Raising taxes obviously brings in more revenue, so in theory you could keep retirement programs going with the higher taxes Biden wants. But there’s an optimal level of taxation that maximizes economic growth, which is best for everyone. More taxation is not always better. And the most effective way to fix unsustainable programs is usually a mix of tax increase and benefit reductions.
There are many sensible ideas for trimming Social Security and Medicare to help keep the programs solvent, without wrecking benefits for those who need them most. For Social Security, the eligibility age has been raised before and could be raised again, as Americans live longer and healthier. It could also be indexed to longevity, so it rises automatically with life expectancy and Congress doesn’t have to make politically difficult decisions. Benefits could be capped or even eliminated for wealthy retirees. A more extreme measure would be reducing benefits for everybody in accordance with the program’s funding.
Medicare is different, since unsubsidized health care can be ruinously expensive and competent care is obviously a life-or-death matter. But changes are still possible. Reform advocates recommend new ways for Medicare to lower payments to providers and other costs. Adopting some private-sector practices could make Medicare more efficient. Broader reforms might include new pathways for future doctors and other providers to enter the profession without taking on gargantuan amounts of debt that then require high salaries to pay off what they owe.

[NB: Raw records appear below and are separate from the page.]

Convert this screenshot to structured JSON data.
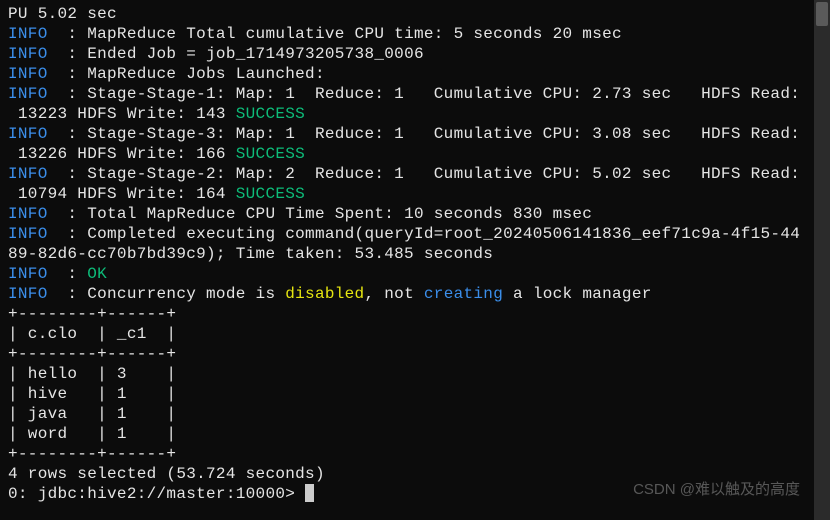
{
  "lines": {
    "l0": "PU 5.02 sec",
    "info": "INFO",
    "l1": "  : MapReduce Total cumulative CPU time: 5 seconds 20 msec",
    "l2": "  : Ended Job = job_1714973205738_0006",
    "l3": "  : MapReduce Jobs Launched:",
    "l4a": "  : Stage-Stage-1: Map: 1  Reduce: 1   Cumulative CPU: 2.73 sec   HDFS Read:",
    "l4b": " 13223 HDFS Write: 143 ",
    "success": "SUCCESS",
    "l5a": "  : Stage-Stage-3: Map: 1  Reduce: 1   Cumulative CPU: 3.08 sec   HDFS Read:",
    "l5b": " 13226 HDFS Write: 166 ",
    "l6a": "  : Stage-Stage-2: Map: 2  Reduce: 1   Cumulative CPU: 5.02 sec   HDFS Read:",
    "l6b": " 10794 HDFS Write: 164 ",
    "l7": "  : Total MapReduce CPU Time Spent: 10 seconds 830 msec",
    "l8a": "  : Completed executing command(queryId=root_20240506141836_eef71c9a-4f15-44",
    "l8b": "89-82d6-cc70b7bd39c9); Time taken: 53.485 seconds",
    "l9": "  : ",
    "ok": "OK",
    "l10a": "  : Concurrency mode is ",
    "disabled": "disabled",
    "l10b": ", not ",
    "creating": "creating",
    "l10c": " a lock manager",
    "tborder": "+--------+------+",
    "thead": "| c.clo  | _c1  |",
    "r1": "| hello  | 3    |",
    "r2": "| hive   | 1    |",
    "r3": "| java   | 1    |",
    "r4": "| word   | 1    |",
    "summary": "4 rows selected (53.724 seconds)",
    "prompt": "0: jdbc:hive2://master:10000> "
  },
  "watermark": "CSDN @难以触及的高度",
  "table_data": {
    "columns": [
      "c.clo",
      "_c1"
    ],
    "rows": [
      {
        "c.clo": "hello",
        "_c1": 3
      },
      {
        "c.clo": "hive",
        "_c1": 1
      },
      {
        "c.clo": "java",
        "_c1": 1
      },
      {
        "c.clo": "word",
        "_c1": 1
      }
    ]
  }
}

Biden isn’t talking about any of this. He’s only promising to protect Social Security and Medicare as they are. He’s also not debunking the myth that Americans are only getting back what they put into the two programs, through the payroll taxes everybody pays up to a certain percentage of income.
Social Security and Medicare tax revenue does not go into a bank where it’s held until needed by each individual payer. Instead, this money is an outright transfer from current workers to retirees. That’s actually a good deal for retirees, since on average a typical couple gets about 90% more from the system than they paid in, adjusted for inflation. On the current trajectory, that “bonus” is due to rise. Anybody advocating for a 1-to-1 payback on money paid in is actually calling for a huge cut in benefits.
Congress will have to grapple with Social Security and Medicare shortfalls eventually. Once the programs run short of money, the government might still be able to stall by borrowing to make up the difference or simply funding the shortfall from general revenue. But sooner or later, the funding gap will grow too large to ignore. Biden may be betting it won’t happen on his watch, and he may be right. But some future president is going to have to start telling the truth about Social Security and Medicare.